And how do AI and agents come into that? That friction, that barrier of helping me do something and get something done — AI and agents can really address that. I’m fortunate that I get to speak to many internal comms people about how their intranets are performing. The things I typically hear are the same again and again. Employees go there and they can’t find what they’re looking for, or everything they find is outdated. It’s too complex to navigate. “I don’t know where I am.” So how can we change that experience and change the lens to help people navigate through faster, giving them a better employee experience when they land on the intranet, so they can say: “I know what I’m coming here for. I’m here to find some information — where can I get that done?”

That blend of productivity with employee engagement is starting to have more and more prominence. I like to think of that when I think about a journey from a standard built intranet — where the core purpose is content and publishing — all the way through to the right-hand side, which is a truly engaging digital workplace. What I’ve highlighted here in that row about AI agents and their role: you might start simple — helping me find information and helping me summarise content on a page, all the way through to more employee experience: “I’m coming here to help me navigate my way around and find information, but surface some insights from perhaps another platform, maybe from SAP, maybe from Oracle, whatever it might be.” And then through to that far end of the digital workplace solution, where things are more orchestrated, execution is more seamless, and agents can actually complete the tasks. It already knows what you’re coming there to do in the context of how you work and the navigation you’ve taken to find that agent.

Something I want to address: start simple with Microsoft Copilot.

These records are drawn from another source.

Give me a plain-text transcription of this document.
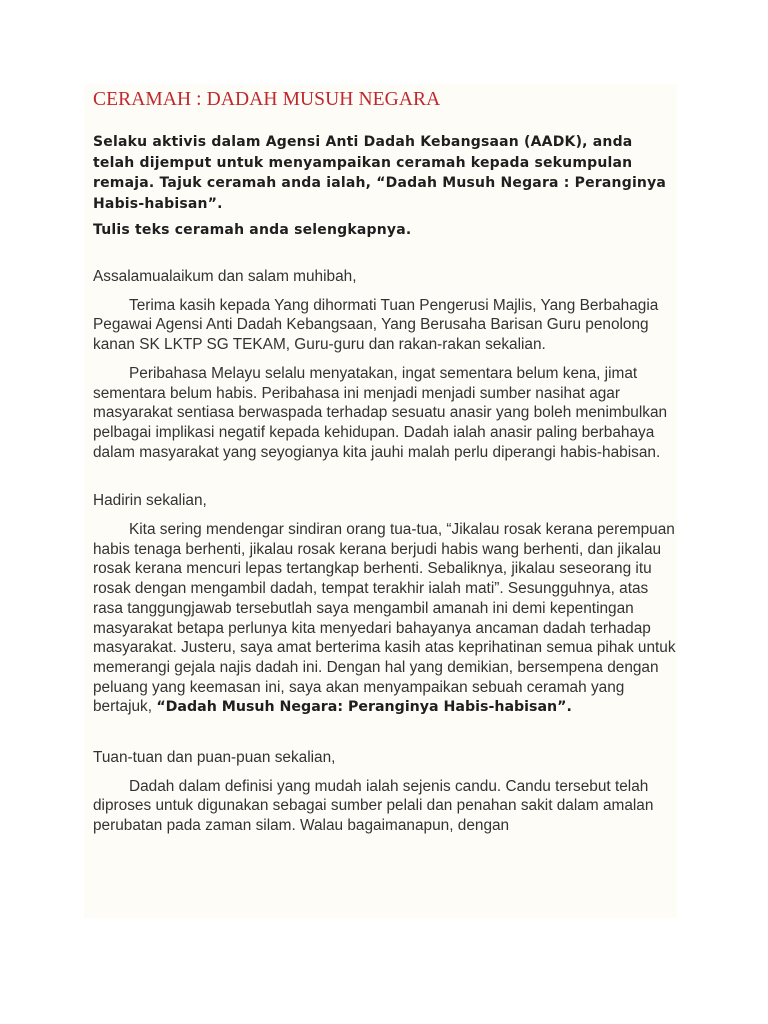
CERAMAH : DADAH MUSUH NEGARA

Selaku aktivis dalam Agensi Anti Dadah Kebangsaan (AADK), anda telah dijemput untuk menyampaikan ceramah kepada sekumpulan remaja. Tajuk ceramah anda ialah, “Dadah Musuh Negara : Peranginya Habis-habisan”.

Tulis teks ceramah anda selengkapnya.

Assalamualaikum dan salam muhibah,

Terima kasih kepada Yang dihormati Tuan Pengerusi Majlis, Yang Berbahagia Pegawai Agensi Anti Dadah Kebangsaan, Yang Berusaha Barisan Guru penolong kanan SK LKTP SG TEKAM, Guru-guru dan rakan-rakan sekalian.

Peribahasa Melayu selalu menyatakan, ingat sementara belum kena, jimat sementara belum habis. Peribahasa ini menjadi menjadi sumber nasihat agar masyarakat sentiasa berwaspada terhadap sesuatu anasir yang boleh menimbulkan pelbagai implikasi negatif kepada kehidupan. Dadah ialah anasir paling berbahaya dalam masyarakat yang seyogianya kita jauhi malah perlu diperangi habis-habisan.

Hadirin sekalian,

Kita sering mendengar sindiran orang tua-tua, “Jikalau rosak kerana perempuan habis tenaga berhenti, jikalau rosak kerana berjudi habis wang berhenti, dan jikalau rosak kerana mencuri lepas tertangkap berhenti. Sebaliknya, jikalau seseorang itu rosak dengan mengambil dadah, tempat terakhir ialah mati”. Sesungguhnya, atas rasa tanggungjawab tersebutlah saya mengambil amanah ini demi kepentingan masyarakat betapa perlunya kita menyedari bahayanya ancaman dadah terhadap masyarakat. Justeru, saya amat berterima kasih atas keprihatinan semua pihak untuk memerangi gejala najis dadah ini. Dengan hal yang demikian, bersempena dengan peluang yang keemasan ini, saya akan menyampaikan sebuah ceramah yang bertajuk, “Dadah Musuh Negara: Peranginya Habis-habisan”.

Tuan-tuan dan puan-puan sekalian,

Dadah dalam definisi yang mudah ialah sejenis candu. Candu tersebut telah diproses untuk digunakan sebagai sumber pelali dan penahan sakit dalam amalan perubatan pada zaman silam. Walau bagaimanapun, dengan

Many of you hopefully will have experienced Copilot and tried out Researcher and Analyst. All three of those, if you rewind the clock 18 months, were painful in some ways. I thought it was a load of lies that it was bringing back to me. Fast forward to today, and some of the things it’s bringing back are a heck of a lot better than they were then. We’re now ready to start experimenting, and many organisations are moving beyond experimentation into the agents that are ready to help you do that self-service and help you come and get something done. These are the sorts of agents that can live within your intranet.

On the far right-hand side, I think these are more digital workplace solutions, where you’re thinking about a custom-built solution that’s perhaps connected to multiple different systems. It may be that you’re on a journey to get there. But the reality is, all of these things can be accessed and launched from your intranet or within Teams — however you need to access it. That evolution from an intranet being a static workplace of news content being pushed out — most organisations I speak to, no matter what size, whether enterprise level or a few hundred users, are starting to think more and more about how agents sit within that.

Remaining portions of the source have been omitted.